The inflection in the speaker's voice is often the key to understanding the meaning of a spoken phrase. We learn inflections as children by imitating the speech patterns of our elders until they are ingrained as an accent. The nuance that a native speaker picks up from the tone of another's voice is difficult to impart to a non-native speaker, let alone a computer. Researchers had to add prosody, the pitch and duration of sounds that give them additional meaning, to make Whistler's voice sound more natural and pleasant. Singing speech synthesizers sound better because the prosody is already specified by the song.

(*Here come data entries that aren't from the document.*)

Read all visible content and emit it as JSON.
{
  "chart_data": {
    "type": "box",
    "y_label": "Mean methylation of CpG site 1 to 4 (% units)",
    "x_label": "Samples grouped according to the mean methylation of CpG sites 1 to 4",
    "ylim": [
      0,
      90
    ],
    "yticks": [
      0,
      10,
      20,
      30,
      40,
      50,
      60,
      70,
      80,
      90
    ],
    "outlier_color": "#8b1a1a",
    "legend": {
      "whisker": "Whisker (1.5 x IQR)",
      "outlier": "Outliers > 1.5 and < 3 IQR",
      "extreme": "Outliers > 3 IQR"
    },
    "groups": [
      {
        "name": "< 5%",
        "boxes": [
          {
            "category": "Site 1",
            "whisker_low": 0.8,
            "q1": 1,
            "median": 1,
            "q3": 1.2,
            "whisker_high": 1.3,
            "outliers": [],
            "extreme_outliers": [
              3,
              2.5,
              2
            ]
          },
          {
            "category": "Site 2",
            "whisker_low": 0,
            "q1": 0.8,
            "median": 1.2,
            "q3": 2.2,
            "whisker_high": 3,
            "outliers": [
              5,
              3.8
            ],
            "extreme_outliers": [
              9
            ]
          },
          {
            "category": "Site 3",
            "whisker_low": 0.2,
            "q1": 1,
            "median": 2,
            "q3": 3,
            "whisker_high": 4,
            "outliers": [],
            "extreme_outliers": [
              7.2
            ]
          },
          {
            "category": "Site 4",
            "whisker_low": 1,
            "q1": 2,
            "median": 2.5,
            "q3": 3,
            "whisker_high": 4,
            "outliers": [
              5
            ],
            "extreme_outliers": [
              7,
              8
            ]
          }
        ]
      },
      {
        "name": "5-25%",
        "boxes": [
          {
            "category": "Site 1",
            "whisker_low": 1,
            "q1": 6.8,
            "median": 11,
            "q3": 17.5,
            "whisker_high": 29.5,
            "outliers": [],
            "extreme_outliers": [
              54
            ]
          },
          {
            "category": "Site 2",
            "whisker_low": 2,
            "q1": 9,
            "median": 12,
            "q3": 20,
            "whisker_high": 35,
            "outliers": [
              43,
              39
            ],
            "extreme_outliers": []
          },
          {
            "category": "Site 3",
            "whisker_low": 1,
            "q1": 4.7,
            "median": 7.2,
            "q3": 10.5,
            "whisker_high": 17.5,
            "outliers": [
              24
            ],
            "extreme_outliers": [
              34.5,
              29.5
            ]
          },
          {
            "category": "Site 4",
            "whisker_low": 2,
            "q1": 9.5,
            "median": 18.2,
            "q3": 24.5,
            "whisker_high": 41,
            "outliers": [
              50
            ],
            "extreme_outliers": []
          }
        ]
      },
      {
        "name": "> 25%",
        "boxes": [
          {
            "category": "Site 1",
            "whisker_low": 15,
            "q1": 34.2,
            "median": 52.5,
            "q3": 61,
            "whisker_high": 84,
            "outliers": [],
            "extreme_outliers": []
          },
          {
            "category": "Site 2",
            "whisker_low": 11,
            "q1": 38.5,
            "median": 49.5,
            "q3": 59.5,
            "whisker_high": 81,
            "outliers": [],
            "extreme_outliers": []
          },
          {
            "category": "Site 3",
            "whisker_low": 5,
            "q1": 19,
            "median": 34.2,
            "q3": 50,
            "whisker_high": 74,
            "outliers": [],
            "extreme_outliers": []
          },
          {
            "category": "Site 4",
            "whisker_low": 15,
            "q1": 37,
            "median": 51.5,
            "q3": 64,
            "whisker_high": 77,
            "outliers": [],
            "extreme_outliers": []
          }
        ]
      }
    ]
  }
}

The difference between a person and a talking computer is that the person understands the ideas and emotions conveyed through speech, and the computer doesn't. This is part of the larger problem of artificial intelligence, which is what "2001" author Arthur C. Clarke imagined in HAL. Our ability to replicate our own minds in a machine is limited by our incomplete knowledge of how our own minds work. The ultimate goal for speech synthesis, as with all AI applications, is to make it pass the Turing Test - a blindfolded user shouldn't be able to tell whether he is talking to a human or a machine. Like the voice of HAL, that's a long way away. But Acero believes he knows how to get there: "I'm interested in using what I've learned in speech synthesis to modify speech recognition,"; he says. "Ultimately the right model might just be the same for both synthesis and recognition." After all, he notes, our brains perform these functions simultaneously.